Jerry Brown's reverse on gay-marriage ban: Is it a game-changer?
Atty. Gen. Jerry Brown's reversal on Proposition 8 -- he now is asking the California Supreme Court to reject it -- is the talk of the blog world today. Of course, the pro-gay-marriage forces are happy. But there is a lot of debate about whether Brown's rejection of the voters' will on gay marriage can fly. Jonathan Turley writes:
Brown's position between the earlier and current litigation seems hopelessly conflicted. It would have been more consistent if he refused to defend either the earlier law or current law. Yet, there is the problem of lawyers defending a law that they consider to be unconstitutional.

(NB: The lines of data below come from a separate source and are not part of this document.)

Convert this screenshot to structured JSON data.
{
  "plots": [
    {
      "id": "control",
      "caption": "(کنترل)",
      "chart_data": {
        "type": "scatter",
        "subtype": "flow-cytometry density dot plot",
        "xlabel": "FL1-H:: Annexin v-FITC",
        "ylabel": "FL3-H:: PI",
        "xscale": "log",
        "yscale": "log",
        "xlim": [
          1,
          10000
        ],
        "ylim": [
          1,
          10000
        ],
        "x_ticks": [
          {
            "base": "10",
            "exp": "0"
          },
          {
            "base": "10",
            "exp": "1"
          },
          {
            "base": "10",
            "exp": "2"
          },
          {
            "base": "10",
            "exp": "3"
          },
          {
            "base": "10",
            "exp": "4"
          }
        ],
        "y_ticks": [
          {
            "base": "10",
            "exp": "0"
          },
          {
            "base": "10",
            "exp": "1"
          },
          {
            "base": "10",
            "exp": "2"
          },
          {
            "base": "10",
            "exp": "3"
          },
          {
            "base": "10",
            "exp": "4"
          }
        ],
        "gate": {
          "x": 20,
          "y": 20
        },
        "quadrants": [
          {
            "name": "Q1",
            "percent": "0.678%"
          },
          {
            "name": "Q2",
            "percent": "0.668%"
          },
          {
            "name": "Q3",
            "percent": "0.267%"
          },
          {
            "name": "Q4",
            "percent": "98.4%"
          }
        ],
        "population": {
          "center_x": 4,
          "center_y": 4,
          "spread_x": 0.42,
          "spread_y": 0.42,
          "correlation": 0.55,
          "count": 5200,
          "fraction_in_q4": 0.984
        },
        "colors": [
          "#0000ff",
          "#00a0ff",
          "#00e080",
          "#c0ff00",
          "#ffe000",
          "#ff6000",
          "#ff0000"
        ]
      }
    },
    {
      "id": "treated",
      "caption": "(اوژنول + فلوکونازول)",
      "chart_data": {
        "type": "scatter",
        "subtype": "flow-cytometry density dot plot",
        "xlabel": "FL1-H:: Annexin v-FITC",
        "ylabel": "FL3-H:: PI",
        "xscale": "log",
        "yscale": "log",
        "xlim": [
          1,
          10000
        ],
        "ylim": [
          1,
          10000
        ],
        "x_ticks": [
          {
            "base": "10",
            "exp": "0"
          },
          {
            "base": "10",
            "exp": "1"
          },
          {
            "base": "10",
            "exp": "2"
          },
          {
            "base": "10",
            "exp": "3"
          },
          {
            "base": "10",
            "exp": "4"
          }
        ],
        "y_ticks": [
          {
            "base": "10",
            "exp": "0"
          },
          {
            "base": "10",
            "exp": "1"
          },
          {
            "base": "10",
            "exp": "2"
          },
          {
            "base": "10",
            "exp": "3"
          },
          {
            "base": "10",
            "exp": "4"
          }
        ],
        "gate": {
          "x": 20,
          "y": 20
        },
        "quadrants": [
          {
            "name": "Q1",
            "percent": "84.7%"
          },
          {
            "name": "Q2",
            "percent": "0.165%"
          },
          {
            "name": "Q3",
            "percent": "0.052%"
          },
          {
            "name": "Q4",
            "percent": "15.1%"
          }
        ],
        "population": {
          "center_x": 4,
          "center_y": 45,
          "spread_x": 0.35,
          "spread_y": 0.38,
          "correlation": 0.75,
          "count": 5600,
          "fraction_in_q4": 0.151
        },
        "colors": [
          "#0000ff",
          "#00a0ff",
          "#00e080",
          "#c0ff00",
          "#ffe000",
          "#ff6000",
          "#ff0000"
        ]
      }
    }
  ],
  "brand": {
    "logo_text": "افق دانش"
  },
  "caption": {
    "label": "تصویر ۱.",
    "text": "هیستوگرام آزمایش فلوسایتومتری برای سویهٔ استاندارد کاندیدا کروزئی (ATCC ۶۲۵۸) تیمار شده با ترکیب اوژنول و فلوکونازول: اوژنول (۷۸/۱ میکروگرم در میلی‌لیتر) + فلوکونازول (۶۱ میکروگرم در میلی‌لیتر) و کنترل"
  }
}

Brown can argue that, once the Court recognize the constitutional right of same-sex couples in the Constitution, it became a problem to have it set aside by popular vote. The earlier law was the result of legislative consensus while this is the product of popular vote. Yet, there status as "law" is the same for the purposes of the Attorney General's office.
Red County California sees a political motive in Brown's stance:
Jerry Brown, as the California State Attorney General, said that he would defend Proposition 8 if it passed. He is now asking those same black-robed dictators to declare Proposition 8 unconstitutional. Heck of a democratic state we live in, when an attorney general with an eye on the next gubernatorial race will pander to an activist voting bloc to thwart the democratic process dutifully followed by a majority of citizens to express their will multiple times and in multiple ways.